15. WAIVERS AND AMENDMENTS
(a) Either Party’s failure to insist on the performance by the other Party of any term or failure to exercise any right or remedy reserved in the Agreement, or either Party’s waiver of any breach or default under the Agreement by the other Party shall not, thereafter, waive any other terms, conditions, rights, remedies, breaches or defaults, whether of the same or a similar type or not.
(b) No term or provision under the Agreement may be waived, amended or modified except pursuant to an agreement or agreements in writing entered into by the Parties.
If any term or provision of the Agreement is found to be invalid, illegal or unenforceable in any jurisdiction, such invalidity, illegality or unenforceability shall not affect any other term or provision thereof or invalidate or render unenforceable such term or provision in any other jurisdiction.
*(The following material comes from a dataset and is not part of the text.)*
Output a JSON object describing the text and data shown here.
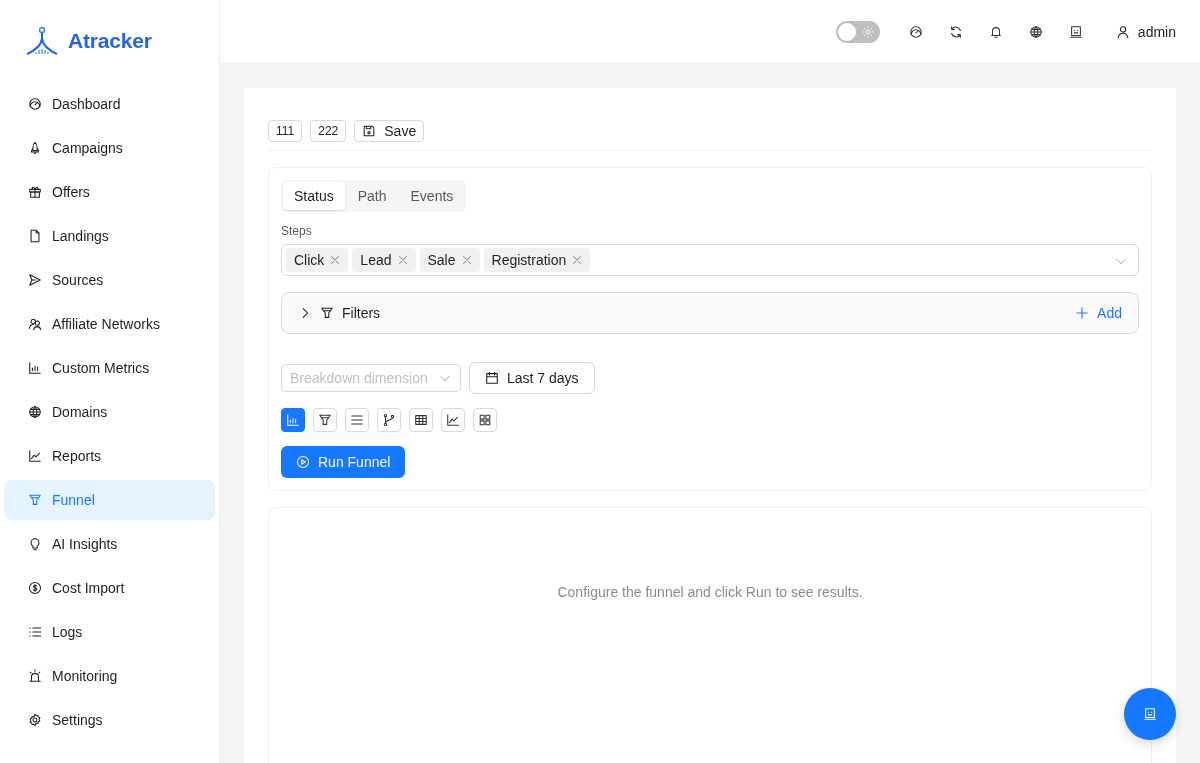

Upon such determination that any term or provision is invalid, illegal or unenforceable, the Parties shall negotiate in good faith to modify the applicable terms or provisions of the Agreement so as to effect the original intent of the Parties as closely as possible in a mutually acceptable manner in order that the transactions contemplated by the Agreement be consummated as originally contemplated to the greatest extent possible.
17. COUNTERPARTS; EFFECTIVENESS
The Agreement and any amendments, waivers, consents or supplements thereto may be executed in counterparts, each of which shall constitute an original, but all of which when taken together shall constitute a single contract. Delivery of an executed counterpart of a signature page to the Agreement by facsimile or in electronic (“pdf” or “tif”) format shall be effective as delivery of a manually executed counterpart of the Agreement.